The Pope, the G8, and the “Man in Charge” Fallacy

pope-red-hat.png During the G8 meetings, Pope Benedict released a new encyclical saying “there is urgent need of a true world political authority.” This authority is needed:

To manage the global economy; to revive economies hit by the crisis; to avoid any deterioration of the present crisis and the greater imbalances that would result; to bring about integral and timely disarmament, food security and peace; to guarantee the protection of the environment and to regulate migration.

The Pope has fallen for the venerable “Man in Charge” fallacy. There is a “Man in Charge” of the global economy (or, according to the Pope, there should be). So all that we need is to get the right comprehensive set of recommendations to the Man in Charge to fix the global economy.

This a fallacy simply because: there is no Man in Charge of the global economy, There never has been, and there never will be. There is no Man in Charge of any national economy either. This is not about the debate about the role of government vs. markets, this is simply a statement of fact. There are government leaders, to be sure, but they are only one among many different power centers in the political system, society, and in the economy, all with sharply conflicting interests and tools to effect change, and so any individual leader has very limited power to change things. This is true of both authoritarian and democratic systems. You may want one of those leaders to act on a particular problem, which is fine, but you should not think that leader is the Man in Charge.

The Man in Charge fallacy contaminates much of the discussion in development economics. There is an endless search for the right comprehensive strategy to end global poverty, or to achieve national economic development. Such a search only makes sense if there is a Man in Charge, which there isn’t, who would have the power to implement The Strategy. Once you realize that all power is partial, you seek ways to achieve incremental beneficial changes and you end the unproductive search for the Complete Grand Plan to solve the problem all at once.

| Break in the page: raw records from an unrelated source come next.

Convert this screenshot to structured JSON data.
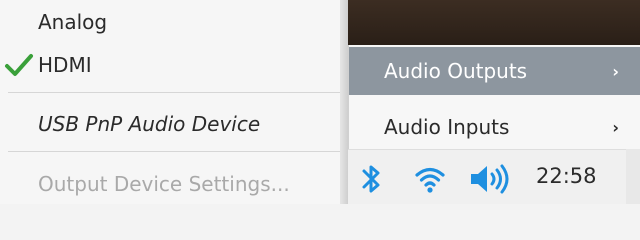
{
  "output_menu": {
    "items": [
      {
        "label": "Analog",
        "checked": false
      },
      {
        "label": "HDMI",
        "checked": true
      },
      {
        "label": "USB PnP Audio Device",
        "checked": false
      }
    ],
    "settings_label": "Output Device Settings..."
  },
  "audio_menu": {
    "outputs_label": "Audio Outputs",
    "inputs_label": "Audio Inputs",
    "chevron": "›"
  },
  "taskbar": {
    "icons": [
      "bluetooth-icon",
      "wifi-icon",
      "volume-icon"
    ],
    "clock": "22:58"
  },
  "colors": {
    "accent_blue": "#1e8fe0",
    "check_green": "#3aa03a",
    "highlight": "#8d969f"
  }
}
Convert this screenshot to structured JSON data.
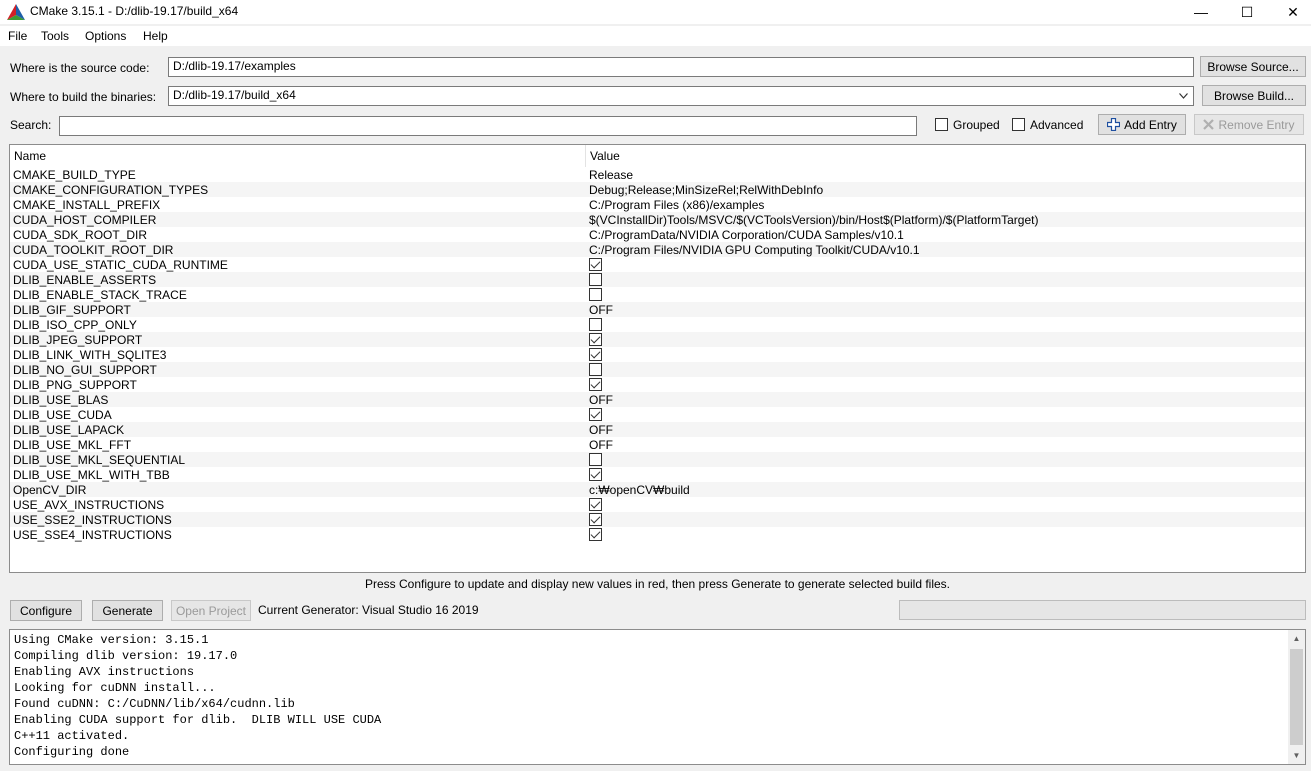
{
  "window": {
    "title": "CMake 3.15.1 - D:/dlib-19.17/build_x64",
    "minimize_glyph": "—",
    "maximize_glyph": "☐",
    "close_glyph": "✕"
  },
  "menu": [
    "File",
    "Tools",
    "Options",
    "Help"
  ],
  "source": {
    "label": "Where is the source code:",
    "value": "D:/dlib-19.17/examples",
    "browse_label": "Browse Source..."
  },
  "build": {
    "label": "Where to build the binaries:",
    "value": "D:/dlib-19.17/build_x64",
    "browse_label": "Browse Build..."
  },
  "search": {
    "label": "Search:",
    "value": "",
    "grouped_label": "Grouped",
    "grouped_checked": false,
    "advanced_label": "Advanced",
    "advanced_checked": false,
    "add_entry_label": "Add Entry",
    "remove_entry_label": "Remove Entry"
  },
  "table": {
    "headers": [
      "Name",
      "Value"
    ],
    "rows": [
      {
        "name": "CMAKE_BUILD_TYPE",
        "type": "text",
        "value": "Release"
      },
      {
        "name": "CMAKE_CONFIGURATION_TYPES",
        "type": "text",
        "value": "Debug;Release;MinSizeRel;RelWithDebInfo"
      },
      {
        "name": "CMAKE_INSTALL_PREFIX",
        "type": "text",
        "value": "C:/Program Files (x86)/examples"
      },
      {
        "name": "CUDA_HOST_COMPILER",
        "type": "text",
        "value": "$(VCInstallDir)Tools/MSVC/$(VCToolsVersion)/bin/Host$(Platform)/$(PlatformTarget)"
      },
      {
        "name": "CUDA_SDK_ROOT_DIR",
        "type": "text",
        "value": "C:/ProgramData/NVIDIA Corporation/CUDA Samples/v10.1"
      },
      {
        "name": "CUDA_TOOLKIT_ROOT_DIR",
        "type": "text",
        "value": "C:/Program Files/NVIDIA GPU Computing Toolkit/CUDA/v10.1"
      },
      {
        "name": "CUDA_USE_STATIC_CUDA_RUNTIME",
        "type": "bool",
        "checked": true
      },
      {
        "name": "DLIB_ENABLE_ASSERTS",
        "type": "bool",
        "checked": false
      },
      {
        "name": "DLIB_ENABLE_STACK_TRACE",
        "type": "bool",
        "checked": false
      },
      {
        "name": "DLIB_GIF_SUPPORT",
        "type": "text",
        "value": "OFF"
      },
      {
        "name": "DLIB_ISO_CPP_ONLY",
        "type": "bool",
        "checked": false
      },
      {
        "name": "DLIB_JPEG_SUPPORT",
        "type": "bool",
        "checked": true
      },
      {
        "name": "DLIB_LINK_WITH_SQLITE3",
        "type": "bool",
        "checked": true
      },
      {
        "name": "DLIB_NO_GUI_SUPPORT",
        "type": "bool",
        "checked": false
      },
      {
        "name": "DLIB_PNG_SUPPORT",
        "type": "bool",
        "checked": true
      },
      {
        "name": "DLIB_USE_BLAS",
        "type": "text",
        "value": "OFF"
      },
      {
        "name": "DLIB_USE_CUDA",
        "type": "bool",
        "checked": true
      },
      {
        "name": "DLIB_USE_LAPACK",
        "type": "text",
        "value": "OFF"
      },
      {
        "name": "DLIB_USE_MKL_FFT",
        "type": "text",
        "value": "OFF"
      },
      {
        "name": "DLIB_USE_MKL_SEQUENTIAL",
        "type": "bool",
        "checked": false
      },
      {
        "name": "DLIB_USE_MKL_WITH_TBB",
        "type": "bool",
        "checked": true
      },
      {
        "name": "OpenCV_DIR",
        "type": "text",
        "value": "c:₩openCV₩build"
      },
      {
        "name": "USE_AVX_INSTRUCTIONS",
        "type": "bool",
        "checked": true
      },
      {
        "name": "USE_SSE2_INSTRUCTIONS",
        "type": "bool",
        "checked": true
      },
      {
        "name": "USE_SSE4_INSTRUCTIONS",
        "type": "bool",
        "checked": true
      }
    ]
  },
  "status_message": "Press Configure to update and display new values in red, then press Generate to generate selected build files.",
  "actions": {
    "configure_label": "Configure",
    "generate_label": "Generate",
    "open_project_label": "Open Project",
    "generator_text": "Current Generator: Visual Studio 16 2019"
  },
  "output_lines": [
    "Using CMake version: 3.15.1",
    "Compiling dlib version: 19.17.0",
    "Enabling AVX instructions",
    "Looking for cuDNN install...",
    "Found cuDNN: C:/CuDNN/lib/x64/cudnn.lib",
    "Enabling CUDA support for dlib.  DLIB WILL USE CUDA",
    "C++11 activated.",
    "Configuring done"
  ],
  "icons": {
    "app": "cmake-triangle-icon",
    "add": "plus-icon",
    "remove": "x-icon",
    "dropdown": "chevron-down-icon"
  },
  "colors": {
    "cmake_red": "#d22027",
    "cmake_green": "#3d9b35",
    "cmake_blue": "#1e5fa8",
    "row_alt": "#f5f5f5"
  }
}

We pay excessive attention to G8 summits because we think the G8 is the eightfold Man in Charge. That this is a leap of faith is particularly obvious this year. The G8’s solution to the problems of the poor is apparently to bore them out of poverty through sheer wordiness. They reaffirm previous reaffirmations, amplify previous amplifications, and clarify previous clarifications.

Why do we all fall for the Man in Charge fallacy? We like to anthropomorphize a complex system of multiple power centers, bottom-up social norms, and spontaneous markets, innovators, and entrepreneurs, because it is scary to think of such a complex system with no Man in Charge. Pope Benedict XVI understandably thinks it’s possible to have a Man in Charge of the global economy since official church dogma says he himself is the Man in Charge of the church (although perhaps this is just as much a leap of faith). For the rest of us, maybe it goes back to our evolutionary caveman brain wiring, when there really was more of a Man in Charge of a simple hunting band during caveman times.

Once we free ourselves from the Man in Charge fallacy, all of us are set free to use whatever talents or levers of power are at our disposal to contribute our own tiny part of a solution to one problem – and there are so many of us, that many problems will be solved. We know this because, with the greatest improvement in standards of living and social indicators in the past half century in human history, we have already achieved an amazing amount with no Man in Charge.